Ce 22 avril 2022, la femme qui gardait le bébé (une petite fille alors âgée de 11 mois, née en mai 2016) comparaît devant le tribunal correctionnel du TJ de Chalon-sur-Saône, elle doit répondre de violence suivie d’incapacité supérieure à 8 jours, sur l’enfant. Cela fait 5 ans, et depuis 5 ans, la nounou, agréée pour 4 enfants, se défend d’avoir secoué le nourrisson. Le conseil départemental a suspendu son agrément depuis.
« L’enfant est inconsciente et il ne vous vient pas à l’idée d’appeler les pompiers ? »
Le 4 avril 2017, la mère prend sa fille des bras de la nounou, lance à celle-ci de faire le 18. Les pompiers interviennent en premier. L’un d’eux trouve que la nounou est « très calme » et « minimise l’état de l’enfant ». Le président Dufour : « Pourquoi vous n’appelez pas les pompiers avant que la mère ne vous le demande ? » La prévenue, née en 1963, cheveux longs posés sur une grande veste noire, bredouille : « Je ne pensais pas que c’était si grave. » Le président : « Madame, vous avez eu des enfants, vous en avez gardé beaucoup. L’enfant est inconsciente et il ne vous vient pas à l’idée d’appeler les pompiers ? »
Le 8 avril, le pronostic vital de l’enfant est toujours engagé
Les parents de l’enfant avaient toute confiance en cette nounou.

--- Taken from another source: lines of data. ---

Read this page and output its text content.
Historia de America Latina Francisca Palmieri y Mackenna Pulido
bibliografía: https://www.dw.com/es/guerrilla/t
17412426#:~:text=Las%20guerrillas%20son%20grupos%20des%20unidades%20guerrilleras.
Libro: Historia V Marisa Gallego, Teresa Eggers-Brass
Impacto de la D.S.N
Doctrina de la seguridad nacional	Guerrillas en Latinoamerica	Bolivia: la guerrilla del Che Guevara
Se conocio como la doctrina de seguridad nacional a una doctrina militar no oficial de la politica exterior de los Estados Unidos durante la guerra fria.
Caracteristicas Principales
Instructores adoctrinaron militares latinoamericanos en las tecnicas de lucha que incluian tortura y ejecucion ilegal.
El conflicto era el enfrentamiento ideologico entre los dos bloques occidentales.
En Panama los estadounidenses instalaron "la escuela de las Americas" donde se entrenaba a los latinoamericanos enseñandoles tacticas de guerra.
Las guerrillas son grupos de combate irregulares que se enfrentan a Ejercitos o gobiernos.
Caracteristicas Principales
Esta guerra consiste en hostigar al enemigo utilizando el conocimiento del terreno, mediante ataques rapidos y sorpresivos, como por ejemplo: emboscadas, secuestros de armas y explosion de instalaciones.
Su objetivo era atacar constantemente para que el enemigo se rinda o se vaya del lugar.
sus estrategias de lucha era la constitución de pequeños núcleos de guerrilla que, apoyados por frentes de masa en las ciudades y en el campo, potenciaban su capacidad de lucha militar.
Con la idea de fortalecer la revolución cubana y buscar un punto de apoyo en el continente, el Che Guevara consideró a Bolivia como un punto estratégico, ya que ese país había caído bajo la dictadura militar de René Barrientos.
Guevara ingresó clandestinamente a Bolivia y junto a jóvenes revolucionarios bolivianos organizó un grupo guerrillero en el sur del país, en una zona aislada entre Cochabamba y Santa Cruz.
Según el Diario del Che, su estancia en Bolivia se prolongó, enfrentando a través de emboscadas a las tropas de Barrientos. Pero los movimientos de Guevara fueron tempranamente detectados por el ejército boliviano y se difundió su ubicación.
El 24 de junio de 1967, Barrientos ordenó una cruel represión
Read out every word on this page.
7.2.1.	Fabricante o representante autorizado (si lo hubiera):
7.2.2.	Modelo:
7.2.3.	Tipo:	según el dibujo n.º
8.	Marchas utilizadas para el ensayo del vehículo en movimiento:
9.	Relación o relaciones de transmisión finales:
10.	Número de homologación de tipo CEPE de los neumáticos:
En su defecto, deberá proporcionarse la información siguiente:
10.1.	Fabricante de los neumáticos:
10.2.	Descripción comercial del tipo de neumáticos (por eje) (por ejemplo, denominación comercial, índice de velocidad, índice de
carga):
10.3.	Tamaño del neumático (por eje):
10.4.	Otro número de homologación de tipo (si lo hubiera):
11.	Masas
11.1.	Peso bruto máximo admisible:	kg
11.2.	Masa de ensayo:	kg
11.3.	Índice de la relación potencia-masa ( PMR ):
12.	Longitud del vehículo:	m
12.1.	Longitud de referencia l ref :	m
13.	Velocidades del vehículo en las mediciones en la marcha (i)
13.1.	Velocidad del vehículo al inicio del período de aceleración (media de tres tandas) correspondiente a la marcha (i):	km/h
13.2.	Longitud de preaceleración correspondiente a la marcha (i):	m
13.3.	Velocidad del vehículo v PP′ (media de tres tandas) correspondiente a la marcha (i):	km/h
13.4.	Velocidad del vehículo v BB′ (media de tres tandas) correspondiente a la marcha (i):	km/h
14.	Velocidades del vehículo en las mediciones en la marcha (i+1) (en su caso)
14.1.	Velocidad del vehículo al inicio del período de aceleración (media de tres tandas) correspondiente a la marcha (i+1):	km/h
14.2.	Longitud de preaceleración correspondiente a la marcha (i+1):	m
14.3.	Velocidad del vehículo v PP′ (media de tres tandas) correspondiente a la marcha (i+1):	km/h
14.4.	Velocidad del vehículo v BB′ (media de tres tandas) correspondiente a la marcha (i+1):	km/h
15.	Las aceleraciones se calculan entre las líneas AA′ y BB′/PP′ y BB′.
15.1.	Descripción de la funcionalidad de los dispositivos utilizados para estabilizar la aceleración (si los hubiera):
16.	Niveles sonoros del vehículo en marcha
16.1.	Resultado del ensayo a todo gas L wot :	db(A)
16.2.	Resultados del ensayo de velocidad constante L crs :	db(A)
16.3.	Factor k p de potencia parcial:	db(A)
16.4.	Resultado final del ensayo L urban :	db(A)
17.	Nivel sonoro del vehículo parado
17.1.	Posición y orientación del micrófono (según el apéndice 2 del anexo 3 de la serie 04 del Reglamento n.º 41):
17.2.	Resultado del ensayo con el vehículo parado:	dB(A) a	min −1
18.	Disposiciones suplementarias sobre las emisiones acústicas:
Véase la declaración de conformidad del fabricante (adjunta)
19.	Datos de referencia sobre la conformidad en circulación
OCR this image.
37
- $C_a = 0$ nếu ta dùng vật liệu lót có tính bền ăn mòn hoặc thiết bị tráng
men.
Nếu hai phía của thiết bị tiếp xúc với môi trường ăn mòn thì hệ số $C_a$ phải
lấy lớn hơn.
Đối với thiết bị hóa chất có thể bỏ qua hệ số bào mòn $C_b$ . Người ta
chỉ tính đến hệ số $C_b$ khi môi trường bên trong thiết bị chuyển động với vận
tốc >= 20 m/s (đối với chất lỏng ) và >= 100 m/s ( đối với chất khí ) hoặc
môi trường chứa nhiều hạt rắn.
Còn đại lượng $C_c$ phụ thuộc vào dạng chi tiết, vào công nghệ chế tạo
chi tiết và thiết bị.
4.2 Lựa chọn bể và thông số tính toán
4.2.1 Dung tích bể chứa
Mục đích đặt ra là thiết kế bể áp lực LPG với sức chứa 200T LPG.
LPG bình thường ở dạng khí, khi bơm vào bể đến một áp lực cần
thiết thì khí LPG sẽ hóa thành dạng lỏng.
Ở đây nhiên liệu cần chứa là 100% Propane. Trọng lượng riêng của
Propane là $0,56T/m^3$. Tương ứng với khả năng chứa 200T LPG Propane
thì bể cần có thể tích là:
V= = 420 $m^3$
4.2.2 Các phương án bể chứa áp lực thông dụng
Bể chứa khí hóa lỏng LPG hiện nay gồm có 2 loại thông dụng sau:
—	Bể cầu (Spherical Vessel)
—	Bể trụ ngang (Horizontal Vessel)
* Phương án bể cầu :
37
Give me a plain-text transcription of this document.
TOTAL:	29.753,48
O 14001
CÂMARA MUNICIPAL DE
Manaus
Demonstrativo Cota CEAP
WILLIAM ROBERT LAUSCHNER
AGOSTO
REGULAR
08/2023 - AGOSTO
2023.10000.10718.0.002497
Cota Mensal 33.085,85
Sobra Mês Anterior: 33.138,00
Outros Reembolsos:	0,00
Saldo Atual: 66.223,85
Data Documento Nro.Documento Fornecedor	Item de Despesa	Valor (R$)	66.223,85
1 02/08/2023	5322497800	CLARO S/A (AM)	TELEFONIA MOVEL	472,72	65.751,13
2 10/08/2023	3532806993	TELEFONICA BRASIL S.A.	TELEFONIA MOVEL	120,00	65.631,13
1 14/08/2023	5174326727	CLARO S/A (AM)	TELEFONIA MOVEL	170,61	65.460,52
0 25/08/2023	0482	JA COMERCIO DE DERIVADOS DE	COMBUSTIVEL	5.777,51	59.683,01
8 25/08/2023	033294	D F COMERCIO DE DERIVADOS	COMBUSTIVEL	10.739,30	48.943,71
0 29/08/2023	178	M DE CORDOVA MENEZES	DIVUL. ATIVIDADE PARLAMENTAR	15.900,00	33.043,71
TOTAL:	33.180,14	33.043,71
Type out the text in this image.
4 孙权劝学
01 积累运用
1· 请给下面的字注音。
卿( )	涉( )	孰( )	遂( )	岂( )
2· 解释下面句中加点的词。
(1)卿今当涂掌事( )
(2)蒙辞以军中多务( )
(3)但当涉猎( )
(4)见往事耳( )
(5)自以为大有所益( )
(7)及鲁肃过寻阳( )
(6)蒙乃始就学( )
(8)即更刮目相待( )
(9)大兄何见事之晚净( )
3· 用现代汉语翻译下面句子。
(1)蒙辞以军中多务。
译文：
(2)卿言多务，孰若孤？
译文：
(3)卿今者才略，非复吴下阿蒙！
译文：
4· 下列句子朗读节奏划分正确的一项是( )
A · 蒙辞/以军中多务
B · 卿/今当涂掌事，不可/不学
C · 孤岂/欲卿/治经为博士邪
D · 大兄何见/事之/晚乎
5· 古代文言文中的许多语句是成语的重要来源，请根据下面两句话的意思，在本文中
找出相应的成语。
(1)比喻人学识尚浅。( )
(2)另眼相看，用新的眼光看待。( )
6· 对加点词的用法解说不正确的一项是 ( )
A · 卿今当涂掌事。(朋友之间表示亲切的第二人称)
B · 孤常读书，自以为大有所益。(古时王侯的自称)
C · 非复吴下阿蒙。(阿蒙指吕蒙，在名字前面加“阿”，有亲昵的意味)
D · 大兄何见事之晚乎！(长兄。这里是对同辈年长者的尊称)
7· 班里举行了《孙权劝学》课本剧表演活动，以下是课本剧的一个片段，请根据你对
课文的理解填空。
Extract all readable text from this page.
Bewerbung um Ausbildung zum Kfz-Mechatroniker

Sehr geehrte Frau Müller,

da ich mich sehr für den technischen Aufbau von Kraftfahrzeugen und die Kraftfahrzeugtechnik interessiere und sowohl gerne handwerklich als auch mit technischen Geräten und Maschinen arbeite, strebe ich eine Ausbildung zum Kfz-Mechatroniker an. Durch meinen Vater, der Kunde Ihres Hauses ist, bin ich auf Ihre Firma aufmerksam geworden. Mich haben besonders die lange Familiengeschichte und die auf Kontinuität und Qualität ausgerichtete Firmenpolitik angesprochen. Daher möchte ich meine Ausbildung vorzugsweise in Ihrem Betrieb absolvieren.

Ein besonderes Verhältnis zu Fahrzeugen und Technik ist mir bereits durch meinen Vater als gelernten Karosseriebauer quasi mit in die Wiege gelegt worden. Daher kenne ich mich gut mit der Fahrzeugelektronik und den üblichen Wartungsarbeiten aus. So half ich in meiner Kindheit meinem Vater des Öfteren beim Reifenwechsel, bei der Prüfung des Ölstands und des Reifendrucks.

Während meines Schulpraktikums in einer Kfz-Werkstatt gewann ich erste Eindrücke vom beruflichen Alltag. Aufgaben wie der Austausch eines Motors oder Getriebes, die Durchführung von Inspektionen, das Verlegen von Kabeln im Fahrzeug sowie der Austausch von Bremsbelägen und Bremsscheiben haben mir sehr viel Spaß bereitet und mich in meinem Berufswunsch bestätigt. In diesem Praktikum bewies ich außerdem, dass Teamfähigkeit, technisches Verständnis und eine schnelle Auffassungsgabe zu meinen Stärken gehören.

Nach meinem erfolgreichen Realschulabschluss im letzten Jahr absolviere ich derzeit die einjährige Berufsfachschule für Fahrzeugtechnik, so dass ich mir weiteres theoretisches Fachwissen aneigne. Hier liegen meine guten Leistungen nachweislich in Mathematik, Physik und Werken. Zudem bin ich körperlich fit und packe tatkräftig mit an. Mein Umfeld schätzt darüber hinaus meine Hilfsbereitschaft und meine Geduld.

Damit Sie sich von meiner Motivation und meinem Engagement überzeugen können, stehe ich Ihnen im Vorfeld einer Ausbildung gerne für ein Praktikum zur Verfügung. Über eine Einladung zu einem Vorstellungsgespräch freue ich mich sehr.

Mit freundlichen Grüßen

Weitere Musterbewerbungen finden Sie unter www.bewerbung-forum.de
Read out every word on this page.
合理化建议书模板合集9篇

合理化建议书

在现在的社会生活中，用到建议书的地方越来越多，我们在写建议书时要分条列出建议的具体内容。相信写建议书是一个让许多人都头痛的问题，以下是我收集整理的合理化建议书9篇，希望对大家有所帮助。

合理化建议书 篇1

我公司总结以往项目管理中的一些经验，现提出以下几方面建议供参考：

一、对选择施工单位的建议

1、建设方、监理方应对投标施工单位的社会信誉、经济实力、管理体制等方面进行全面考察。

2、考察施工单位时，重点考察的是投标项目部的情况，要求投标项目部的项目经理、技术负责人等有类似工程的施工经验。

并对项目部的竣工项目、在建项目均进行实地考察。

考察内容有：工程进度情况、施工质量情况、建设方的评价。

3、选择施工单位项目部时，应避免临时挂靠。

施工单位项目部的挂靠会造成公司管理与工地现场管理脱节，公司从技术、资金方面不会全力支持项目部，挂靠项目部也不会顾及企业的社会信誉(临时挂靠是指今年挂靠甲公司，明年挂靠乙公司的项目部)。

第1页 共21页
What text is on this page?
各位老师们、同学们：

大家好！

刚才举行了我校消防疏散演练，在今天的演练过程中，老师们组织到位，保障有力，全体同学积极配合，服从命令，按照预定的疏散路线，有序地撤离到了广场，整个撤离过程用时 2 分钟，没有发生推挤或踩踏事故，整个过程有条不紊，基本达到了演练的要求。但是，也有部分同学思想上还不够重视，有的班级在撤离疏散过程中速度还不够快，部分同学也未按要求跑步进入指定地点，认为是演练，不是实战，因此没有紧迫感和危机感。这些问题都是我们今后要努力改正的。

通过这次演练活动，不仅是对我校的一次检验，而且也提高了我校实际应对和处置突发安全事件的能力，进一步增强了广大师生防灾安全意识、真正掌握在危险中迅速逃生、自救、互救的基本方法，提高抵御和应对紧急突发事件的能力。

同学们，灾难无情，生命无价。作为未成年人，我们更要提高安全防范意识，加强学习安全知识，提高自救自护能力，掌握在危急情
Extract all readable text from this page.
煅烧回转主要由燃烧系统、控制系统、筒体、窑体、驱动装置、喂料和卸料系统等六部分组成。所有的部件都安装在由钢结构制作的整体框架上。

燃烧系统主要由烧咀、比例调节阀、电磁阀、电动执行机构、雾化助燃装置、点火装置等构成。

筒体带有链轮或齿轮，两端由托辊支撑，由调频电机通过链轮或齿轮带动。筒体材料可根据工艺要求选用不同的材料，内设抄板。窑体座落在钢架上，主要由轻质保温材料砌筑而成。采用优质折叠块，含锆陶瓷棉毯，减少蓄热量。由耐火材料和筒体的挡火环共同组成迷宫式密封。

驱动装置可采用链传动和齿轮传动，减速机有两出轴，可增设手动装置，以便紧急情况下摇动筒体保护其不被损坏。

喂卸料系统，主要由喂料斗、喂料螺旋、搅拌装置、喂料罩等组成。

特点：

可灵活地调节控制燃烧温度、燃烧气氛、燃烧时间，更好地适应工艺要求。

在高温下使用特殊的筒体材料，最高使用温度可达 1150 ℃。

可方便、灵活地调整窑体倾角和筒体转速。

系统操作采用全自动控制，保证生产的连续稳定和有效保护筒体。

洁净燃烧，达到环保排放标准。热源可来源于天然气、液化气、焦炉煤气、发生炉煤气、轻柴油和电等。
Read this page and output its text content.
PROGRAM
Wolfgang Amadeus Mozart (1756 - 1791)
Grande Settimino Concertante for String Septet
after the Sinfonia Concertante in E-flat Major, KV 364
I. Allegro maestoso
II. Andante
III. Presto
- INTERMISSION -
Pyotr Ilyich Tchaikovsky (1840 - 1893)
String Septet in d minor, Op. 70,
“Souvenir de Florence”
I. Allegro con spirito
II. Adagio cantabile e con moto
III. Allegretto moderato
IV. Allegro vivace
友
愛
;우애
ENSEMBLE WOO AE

Quel parent confierait son petit à une personne qui ne serait pas digne de confiance ? Cette femme avait déjà pris soin de leur fils. « Je pense qu’elle a mal jugé la situation, déclare la mère au début de la procédure. Elle ne s’est pas rendu compte. » Le 8 avril, le pronostic vital de l’enfant est toujours engagé. Bien sûr les parents sont également soupçonnés au départ. Maître Perez (barreau de Paris) dira pour eux ce que ça représente d’avoir l’interdiction de s’approcher de son enfant, âgé de 11 mois, qu’ils pensaient perdre. Le soupçon sur eux est levé assez rapidement, mais les heures furent longues pour le couple. Le 13 avril, l’assistante maternelle est placée en garde à vue.
Leur vie a basculé
Ce 4 avril 2017, « notre vie a basculé, tant sur le plan professionnel que personnel. » Loin dans la matinée d’audience, le père lira un texte rédigé à deux, pour dire « la souffrance de notre enfant ». Cette violence à entendre les pronostics médicaux, « elle ne marchera peut-être plus » (elle marche aujourd’hui, ndla), « elle sera peut-être aveugle » (elle a des séquelles, elle porte des lunettes désormais), « voir notre fille inanimée, dans le coma, supporter des soins invasifs » (dont les drains posés à l’intérieur de la boîte crânienne pour que le liquide s'écoule et que baisse la pression intracrânienne), « la voir se battre pour reconquérir les acquis alors perdus ». « C’est une autre enfant, au comportement agité, fatigable », « un séisme immense a ébranlé notre vie familiale, notre couple, notre fils, nos familles, nos vies professionnelles ». « Certes notre fille progresse mais quel sera son avenir ? » Le corps médical dit que l’état de l’enfant ne sera dit consolidé que dans 16 à 18 ans après les faits. A ce jour, elle est scolarisée et ça va plutôt bien, compte tenu de tout.
Elle dit « ça va aller »
Les pompiers interviennent les premiers, le 4 avril 2017. Ça se passe en Bresse, dans une petite commune pas loin de Saint-Germain du Bois. Ils trouvent le comportement de l’assistante maternelle pas vraiment adapté à la situation, elle dit « ça va aller ». Très vite, le pauvre bébé est transporté, intubé, par hélicoptère à l’hôpital mère-enfant de Bron. Les médecins constatent une plaie frontale droite (hématome de 5 cm dans son grand axe), une fracture poignet gauche, un petit bleu cuisse gauche, un œdème cérébral, hématome sous-dural « récent », et de multiples hémorragies dans chaque œil, ils sont formels : cela n’est pas causé par une chute « sur un jouet en plastique dur » comme l’a dit la nounou, cherchant explication.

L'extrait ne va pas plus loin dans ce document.